De même, en limitant à deux le nombre de personnes accueillies, il n’est pas possible de “rentabiliser” la construction, (c’est-à-dire d’en rembourser les emprunts), de maisons spécialement conçues pour loger à la fois l’accueillant et sa famille, les personnes accueillies, ce de façon que chacun dispose d’un espace privatif suffisant et que tous puissent se rencontrer dans des lieux de vie commun.

Pourtant, de telles maisons sont une solution d’avenir pour l’accueil familial, surtout lorsqu’on les construit “jumelées”, comme dans le concept “Villa Family”, sur un même terrain et communiquant entre elles, ce qui permet l’entraide entre accueillants et facilite le remplacement entre ces derniers.
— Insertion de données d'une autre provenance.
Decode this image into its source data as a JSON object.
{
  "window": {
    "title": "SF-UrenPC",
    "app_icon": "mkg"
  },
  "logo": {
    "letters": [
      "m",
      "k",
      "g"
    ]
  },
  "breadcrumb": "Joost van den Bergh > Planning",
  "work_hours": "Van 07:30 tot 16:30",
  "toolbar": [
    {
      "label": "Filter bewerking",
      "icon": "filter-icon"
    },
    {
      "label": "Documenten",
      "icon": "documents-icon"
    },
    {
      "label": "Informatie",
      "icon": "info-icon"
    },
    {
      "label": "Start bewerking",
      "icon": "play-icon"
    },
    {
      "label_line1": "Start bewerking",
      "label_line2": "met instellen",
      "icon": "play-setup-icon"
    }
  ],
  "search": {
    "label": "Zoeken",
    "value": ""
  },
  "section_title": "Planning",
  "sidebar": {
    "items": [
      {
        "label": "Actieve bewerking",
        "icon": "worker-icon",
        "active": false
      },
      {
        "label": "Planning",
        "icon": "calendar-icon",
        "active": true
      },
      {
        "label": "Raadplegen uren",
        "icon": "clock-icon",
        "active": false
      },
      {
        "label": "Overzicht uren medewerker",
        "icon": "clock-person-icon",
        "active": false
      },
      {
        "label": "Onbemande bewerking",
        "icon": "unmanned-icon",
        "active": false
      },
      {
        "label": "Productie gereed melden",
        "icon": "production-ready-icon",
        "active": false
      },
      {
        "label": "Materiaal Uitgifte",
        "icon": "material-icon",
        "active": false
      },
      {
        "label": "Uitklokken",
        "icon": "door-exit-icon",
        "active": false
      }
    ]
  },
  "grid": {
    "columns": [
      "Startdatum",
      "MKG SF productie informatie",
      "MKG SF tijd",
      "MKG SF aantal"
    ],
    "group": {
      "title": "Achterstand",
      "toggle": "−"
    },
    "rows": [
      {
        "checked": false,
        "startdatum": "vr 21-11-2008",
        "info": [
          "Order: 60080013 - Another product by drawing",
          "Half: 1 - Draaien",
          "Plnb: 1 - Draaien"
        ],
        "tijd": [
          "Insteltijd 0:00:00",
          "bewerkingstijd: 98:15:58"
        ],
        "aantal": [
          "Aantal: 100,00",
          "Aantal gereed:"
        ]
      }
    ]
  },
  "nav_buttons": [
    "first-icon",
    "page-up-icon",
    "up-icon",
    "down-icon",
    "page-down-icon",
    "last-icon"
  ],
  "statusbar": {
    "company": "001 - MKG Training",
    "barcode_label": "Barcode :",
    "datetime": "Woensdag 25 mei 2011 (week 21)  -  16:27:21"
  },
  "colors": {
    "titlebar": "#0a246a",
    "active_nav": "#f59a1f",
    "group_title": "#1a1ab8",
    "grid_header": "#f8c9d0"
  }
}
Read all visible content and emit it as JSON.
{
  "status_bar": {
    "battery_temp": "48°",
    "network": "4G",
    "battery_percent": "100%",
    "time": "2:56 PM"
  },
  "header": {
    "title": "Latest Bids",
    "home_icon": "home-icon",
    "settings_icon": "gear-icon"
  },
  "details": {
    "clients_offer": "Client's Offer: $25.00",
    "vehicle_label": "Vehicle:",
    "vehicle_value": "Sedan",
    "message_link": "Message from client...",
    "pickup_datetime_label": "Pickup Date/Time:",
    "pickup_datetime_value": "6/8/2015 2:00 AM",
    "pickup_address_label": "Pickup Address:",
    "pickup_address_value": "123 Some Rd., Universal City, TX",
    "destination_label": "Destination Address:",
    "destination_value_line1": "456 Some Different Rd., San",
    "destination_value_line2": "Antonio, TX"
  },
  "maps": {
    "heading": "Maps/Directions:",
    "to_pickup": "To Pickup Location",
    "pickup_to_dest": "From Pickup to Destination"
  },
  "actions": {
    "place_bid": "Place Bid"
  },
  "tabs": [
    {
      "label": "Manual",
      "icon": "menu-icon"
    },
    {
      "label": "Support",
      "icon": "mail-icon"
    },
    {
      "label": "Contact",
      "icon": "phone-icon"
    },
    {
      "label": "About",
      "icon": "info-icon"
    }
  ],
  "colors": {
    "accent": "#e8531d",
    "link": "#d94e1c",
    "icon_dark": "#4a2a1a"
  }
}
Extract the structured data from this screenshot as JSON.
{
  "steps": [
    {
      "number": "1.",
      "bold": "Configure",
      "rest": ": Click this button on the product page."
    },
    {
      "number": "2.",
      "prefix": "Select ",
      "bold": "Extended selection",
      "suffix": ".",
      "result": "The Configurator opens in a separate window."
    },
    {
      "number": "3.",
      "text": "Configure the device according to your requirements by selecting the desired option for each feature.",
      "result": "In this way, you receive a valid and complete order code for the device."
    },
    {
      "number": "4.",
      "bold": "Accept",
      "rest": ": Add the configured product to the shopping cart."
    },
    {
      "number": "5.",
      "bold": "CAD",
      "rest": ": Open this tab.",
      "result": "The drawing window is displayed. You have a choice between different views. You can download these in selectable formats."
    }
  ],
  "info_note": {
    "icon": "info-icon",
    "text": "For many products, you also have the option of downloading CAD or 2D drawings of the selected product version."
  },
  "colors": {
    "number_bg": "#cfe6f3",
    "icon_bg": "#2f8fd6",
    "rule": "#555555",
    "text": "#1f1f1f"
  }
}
Il est regrettable de constater qu’alors que de tels concepts existent depuis plusieurs années, seuls trois projets (un dans l’Allier, deux dans la Creuse) ont vu, jusqu’à présent le jour, faute de l’accord des conseils généraux sur les dérogations sollicitées.

2-3. L’ignorance de la population sur l’existence de formules d’accueil de ce type :

L’accueil familial des personnes âgées et handicapées adultes demeure mal connu, faute sans doute de publicité suffisante.

La fonction, cependant crée l’organe, et tant que la formule ne sera pas clairement encouragée et reconnue par les pouvoirs publics, notamment par les départements et les communes, il est vain d’espérer le développement de l’accueil familial.

2-4. L’insuffisance de la loi de 1989 et ses imprécisions :

On ne développera pas longuement ce point, pour ne pas répéter ce qui a été dit précédemment. Mais il est bien évident que si le système n’a pas correctement fonctionné, ce que l’Inspection générale des affaires sociales a relevé dans un rapport de 1994 faisant état des “insuffisances de la loi” de 1989, c’est bien parce que ce texte manquait de précisions sur des points importants, en particulier sur le contrat d’accueil, le statut de la personne accueillante et les conditions financières de son intervention.

II.- L’ARTICLE 51 DE LA LOI DE MODERNISATION SOCIALE DU 18 JANVIER 2002
DONNE UN NOUVEAU CADRE À L’ACCUEIL FAMILIAL :

Les accueillants familiaux, et leur union nationale, l’UNAFA, que préside M. Maurice Le Béchec, par ailleurs maire de Saint-Nic (Finistère), plaidaient depuis longtemps, à juste titre, pour une réforme de la loi de 1989. Il leur a fallu beaucoup de patience pour que les mesures qu’ils attendaient soient adoptées, puisque leur sort était lié à celui d’autres dispositions de la loi de modernisation sociale qui ont nécessité de longs allers-retours entre les deux assemblées.

L’article 51 de la loi ne constitue pas, à première vue, une réforme profonde, mais plutôt un toilettage du texte de 1989, pour en améliorer la lisibilité et la clarté. Par l’extension de la formule qu’il permet et les précisions qu’il apporte sur la nature du contrat d’accueil et le statut de l’accueillant familial ainsi que sur les pouvoirs des présidents de conseils généraux, le nouveau texte offre, cependant, à l’accueil familial un cadre profondément rénové mieux adapté aux besoins et attentes des partenaires de l’accueil familial.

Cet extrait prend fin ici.